BETUNIA, West Bank - Israel freed 400 Palestinian prisoners on Thursday in a long-delayed gesture it said was meant to bolster moderate President Mahmoud Abbas but which Palestinians said was not enough to advance peacemaking.
Israeli Prime Minister Ariel Sharon acted under U.S. pressure to help strengthen Abbas, who faces a Hamas challenge that could undermine Israel's plans for evacuating Jewish settlements in the Gaza Strip starting in August.
Smiling ex-prisoners flashed V-for-victory signs to cheering relatives as they stepped down from buses that carried them from Israeli jails to West Bank crossing points. Some knelt in prayer. Others kissed the ground. A few waved Palestinian flags.
In the Gaza Strip, chanting crowds pushed past a Palestinian police cordon to hoist freed militants onto their shoulders. Mothers wept as they embraced sons, and gunmen fired in the air.
But jubilant homecomings were tempered by Palestinian complaints that the mass release did not go far enough because it excluded longer-serving inmates. Palestinians demand amnesty for all 8,000 Palestinian prisoners held by Israel.
"I am happy to be free but thousands of others are still behind bars," Yousef Habas, 31, a militant who spent six months in jail, said as at Betunia checkpoint, near Ramallah, where families danced and sang in celebration.
The release, first pledged by Israel when Sharon and Abbas declared a truce in February 8 talks in Egypt, followed the announcement on Wednesday of a second summit planned for June 21 in an attempt to revitalise deadlocked peace moves.
A first batch of 500 prisoners went free on Feb. 21. But the promised release of 400 more was suspended after a Palestinian suicide bomber killed five Israelis in Tel Aviv on Feb. 25.
Sharon has said Thursday's release was to boost Palestinian public backing for Abbas, who was elected in January to succeed Yasser Arafat and has coaxed militants into a shaky truce that has sharply reduced violence.
Israel wants Abbas to keep armed factions reined in for the Gaza pullout, which international mediators hope will serve as a springboard for new peace talks under a U.S.-backed "roadmap."
The freeing of the prisoners also comes before Palestinian parliamentary elections tentatively set for July in which Abbas's ruling Fatah party will face tough competition from Hamas, an Islamic militant group sworn to Israel's destruction.

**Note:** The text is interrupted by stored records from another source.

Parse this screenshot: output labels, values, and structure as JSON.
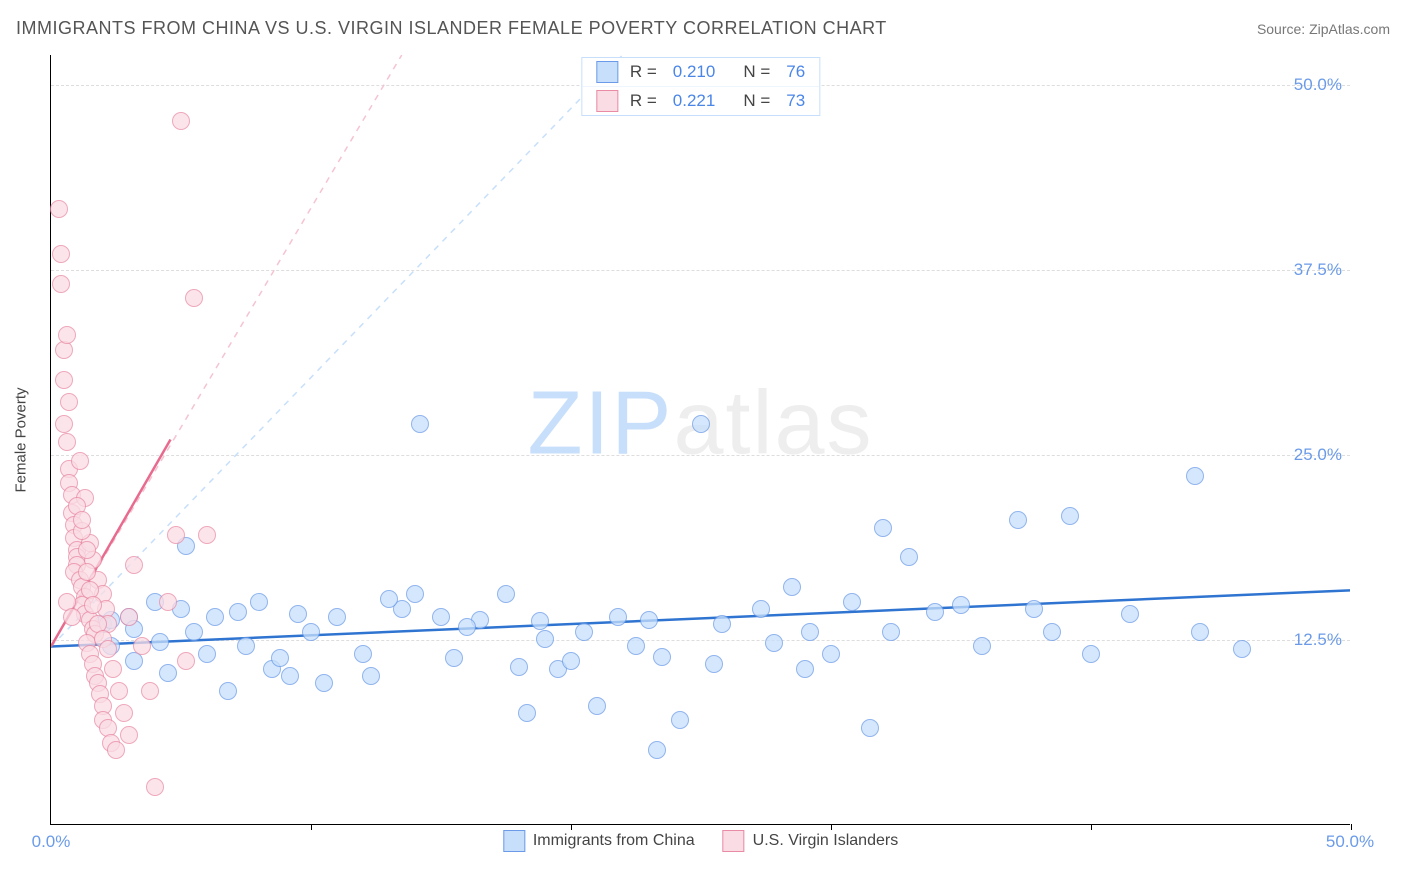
{
  "header": {
    "title": "IMMIGRANTS FROM CHINA VS U.S. VIRGIN ISLANDER FEMALE POVERTY CORRELATION CHART",
    "source_label": "Source:",
    "source_name": "ZipAtlas.com"
  },
  "watermark": {
    "part1": "ZIP",
    "part2": "atlas"
  },
  "chart": {
    "type": "scatter",
    "background_color": "#ffffff",
    "grid_color": "#dddddd",
    "axis_color": "#000000",
    "xlim": [
      0,
      50
    ],
    "ylim": [
      0,
      52
    ],
    "y_ticks": [
      12.5,
      25.0,
      37.5,
      50.0
    ],
    "y_tick_labels": [
      "12.5%",
      "25.0%",
      "37.5%",
      "50.0%"
    ],
    "x_origin_label": "0.0%",
    "x_max_label": "50.0%",
    "x_tick_positions": [
      10,
      20,
      30,
      40,
      50
    ],
    "y_axis_label": "Female Poverty",
    "y_tick_color": "#6b9be8",
    "x_tick_color": "#6b9be8",
    "marker_radius": 9,
    "marker_stroke_width": 1.2,
    "series": [
      {
        "name": "Immigrants from China",
        "fill_color": "#c7dffb",
        "stroke_color": "#6b9be8",
        "fill_opacity": 0.75,
        "trend": {
          "solid_color": "#2f74d0",
          "dash_color": "#c7dffb",
          "x1": 0,
          "y1": 12.0,
          "x2": 50,
          "y2": 15.8,
          "dash_x1": 0,
          "dash_y1": 12.0,
          "dash_x2": 22,
          "dash_y2": 52
        },
        "stats": {
          "R": "0.210",
          "N": "76"
        },
        "points": [
          [
            2.0,
            13.5
          ],
          [
            2.3,
            12.0
          ],
          [
            2.3,
            13.8
          ],
          [
            3.0,
            14.0
          ],
          [
            3.2,
            11.0
          ],
          [
            3.2,
            13.2
          ],
          [
            4.0,
            15.0
          ],
          [
            4.2,
            12.3
          ],
          [
            4.5,
            10.2
          ],
          [
            5.0,
            14.5
          ],
          [
            5.2,
            18.8
          ],
          [
            5.5,
            13.0
          ],
          [
            6.0,
            11.5
          ],
          [
            6.3,
            14.0
          ],
          [
            6.8,
            9.0
          ],
          [
            7.2,
            14.3
          ],
          [
            7.5,
            12.0
          ],
          [
            8.0,
            15.0
          ],
          [
            8.5,
            10.5
          ],
          [
            8.8,
            11.2
          ],
          [
            9.2,
            10.0
          ],
          [
            9.5,
            14.2
          ],
          [
            10.5,
            9.5
          ],
          [
            11.0,
            14.0
          ],
          [
            12.0,
            11.5
          ],
          [
            12.3,
            10.0
          ],
          [
            13.5,
            14.5
          ],
          [
            14.0,
            15.5
          ],
          [
            14.2,
            27.0
          ],
          [
            15.5,
            11.2
          ],
          [
            16.5,
            13.8
          ],
          [
            17.5,
            15.5
          ],
          [
            18.0,
            10.6
          ],
          [
            18.3,
            7.5
          ],
          [
            18.8,
            13.7
          ],
          [
            19.5,
            10.5
          ],
          [
            20.0,
            11.0
          ],
          [
            21.0,
            8.0
          ],
          [
            21.8,
            14.0
          ],
          [
            22.5,
            12.0
          ],
          [
            23.0,
            13.8
          ],
          [
            23.3,
            5.0
          ],
          [
            23.5,
            11.3
          ],
          [
            24.2,
            7.0
          ],
          [
            25.0,
            27.0
          ],
          [
            25.8,
            13.5
          ],
          [
            27.3,
            14.5
          ],
          [
            27.8,
            12.2
          ],
          [
            28.5,
            16.0
          ],
          [
            29.2,
            13.0
          ],
          [
            30.0,
            11.5
          ],
          [
            30.8,
            15.0
          ],
          [
            31.5,
            6.5
          ],
          [
            32.0,
            20.0
          ],
          [
            32.3,
            13.0
          ],
          [
            33.0,
            18.0
          ],
          [
            34.0,
            14.3
          ],
          [
            35.0,
            14.8
          ],
          [
            35.8,
            12.0
          ],
          [
            37.2,
            20.5
          ],
          [
            37.8,
            14.5
          ],
          [
            38.5,
            13.0
          ],
          [
            39.2,
            20.8
          ],
          [
            40.0,
            11.5
          ],
          [
            41.5,
            14.2
          ],
          [
            44.0,
            23.5
          ],
          [
            44.2,
            13.0
          ],
          [
            45.8,
            11.8
          ],
          [
            25.5,
            10.8
          ],
          [
            19.0,
            12.5
          ],
          [
            15.0,
            14.0
          ],
          [
            10.0,
            13.0
          ],
          [
            13.0,
            15.2
          ],
          [
            16.0,
            13.3
          ],
          [
            20.5,
            13.0
          ],
          [
            29.0,
            10.5
          ]
        ]
      },
      {
        "name": "U.S. Virgin Islanders",
        "fill_color": "#fadce4",
        "stroke_color": "#e98ba5",
        "fill_opacity": 0.75,
        "trend": {
          "solid_color": "#e86b8f",
          "dash_color": "#f5c3d1",
          "x1": 0,
          "y1": 12.0,
          "x2": 4.6,
          "y2": 26.0,
          "dash_x1": 0,
          "dash_y1": 12.0,
          "dash_x2": 13.5,
          "dash_y2": 52
        },
        "stats": {
          "R": "0.221",
          "N": "73"
        },
        "points": [
          [
            0.3,
            41.5
          ],
          [
            0.4,
            36.5
          ],
          [
            0.5,
            30.0
          ],
          [
            0.5,
            27.0
          ],
          [
            0.6,
            25.8
          ],
          [
            0.7,
            24.0
          ],
          [
            0.7,
            23.0
          ],
          [
            0.8,
            22.2
          ],
          [
            0.8,
            21.0
          ],
          [
            0.9,
            20.2
          ],
          [
            0.9,
            19.3
          ],
          [
            1.0,
            18.5
          ],
          [
            1.0,
            18.0
          ],
          [
            1.0,
            17.5
          ],
          [
            0.9,
            17.0
          ],
          [
            1.1,
            16.5
          ],
          [
            1.2,
            16.0
          ],
          [
            1.3,
            15.3
          ],
          [
            1.2,
            14.8
          ],
          [
            1.3,
            14.2
          ],
          [
            1.5,
            13.8
          ],
          [
            1.6,
            13.2
          ],
          [
            1.7,
            12.8
          ],
          [
            1.4,
            12.2
          ],
          [
            1.5,
            11.5
          ],
          [
            1.6,
            10.8
          ],
          [
            1.7,
            10.0
          ],
          [
            1.8,
            9.5
          ],
          [
            1.9,
            8.8
          ],
          [
            2.0,
            8.0
          ],
          [
            2.0,
            7.0
          ],
          [
            2.2,
            6.5
          ],
          [
            2.3,
            5.5
          ],
          [
            2.5,
            5.0
          ],
          [
            3.0,
            14.0
          ],
          [
            3.2,
            17.5
          ],
          [
            3.5,
            12.0
          ],
          [
            3.8,
            9.0
          ],
          [
            4.0,
            2.5
          ],
          [
            4.5,
            15.0
          ],
          [
            4.8,
            19.5
          ],
          [
            5.0,
            47.5
          ],
          [
            5.2,
            11.0
          ],
          [
            5.5,
            35.5
          ],
          [
            6.0,
            19.5
          ],
          [
            0.6,
            15.0
          ],
          [
            0.8,
            14.0
          ],
          [
            1.1,
            24.5
          ],
          [
            1.3,
            22.0
          ],
          [
            1.5,
            19.0
          ],
          [
            1.6,
            17.8
          ],
          [
            1.8,
            16.5
          ],
          [
            2.0,
            15.5
          ],
          [
            2.1,
            14.5
          ],
          [
            2.2,
            13.5
          ],
          [
            0.5,
            32.0
          ],
          [
            0.7,
            28.5
          ],
          [
            1.0,
            21.5
          ],
          [
            1.2,
            19.8
          ],
          [
            1.4,
            17.0
          ],
          [
            1.5,
            15.8
          ],
          [
            1.6,
            14.8
          ],
          [
            1.8,
            13.5
          ],
          [
            2.0,
            12.5
          ],
          [
            2.2,
            11.8
          ],
          [
            2.4,
            10.5
          ],
          [
            2.6,
            9.0
          ],
          [
            2.8,
            7.5
          ],
          [
            3.0,
            6.0
          ],
          [
            0.4,
            38.5
          ],
          [
            0.6,
            33.0
          ],
          [
            1.2,
            20.5
          ],
          [
            1.4,
            18.5
          ]
        ]
      }
    ]
  },
  "legend_bottom": [
    {
      "label": "Immigrants from China",
      "fill": "#c7dffb",
      "stroke": "#6b9be8"
    },
    {
      "label": "U.S. Virgin Islanders",
      "fill": "#fadce4",
      "stroke": "#e98ba5"
    }
  ]
}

Green light from Israeli cabinet
Israel's cabinet gave the green light for Thursday's release under prodding from the United States. President Bush gave Abbas strong support in Washington last week despite Israel's demands that he do more to disarm militants.
Israel says none of the freed men were convicted of killing or hurting Israelis. Some faced charges of belonging to militant groups, possessing weapons or plotting attacks, but others were accused of lesser offences.
As the prisoners headed toward the West Bank and Gaza, Israeli security forces announced the arrest of five Islamic Jihad militants who they said were planning to carry out a double suicide bombing in Jerusalem on Thursday. Israeli media said two of the five were recently released from prison.
Palestinian officials dismissed Thursday's release as a public relations stunt and said Abbas needs more prisoners freed to preserve the nearly four-month-old ceasefire.
Prisoners are an emotive issue for many Palestinians, who see their brethren held in Israeli jails as heroes fighting occupation in the West Bank and Gaza, lands that Israel captured in the 1967 Middle East War.
Israelis hurt by militants or related to people killed in attacks failed in a last-minute legal challenge to the release.
Palestinian and Israeli officials said Jerusalem could be the site of Sharon and Abbas's second summit. Coordination of Israel's withdrawal from 21 Gaza settlements and four of 120 enclaves in the West Bank is expected to top the agenda.
Abbas, 70, was hospitalised in Jordan on Wednesday with chest pains and had an operation to open a constricted blood vessel. He was discharged and was expected to return to the West Bank on Friday, Palestinian officials said. "I am in good health," he told reporters in Amman.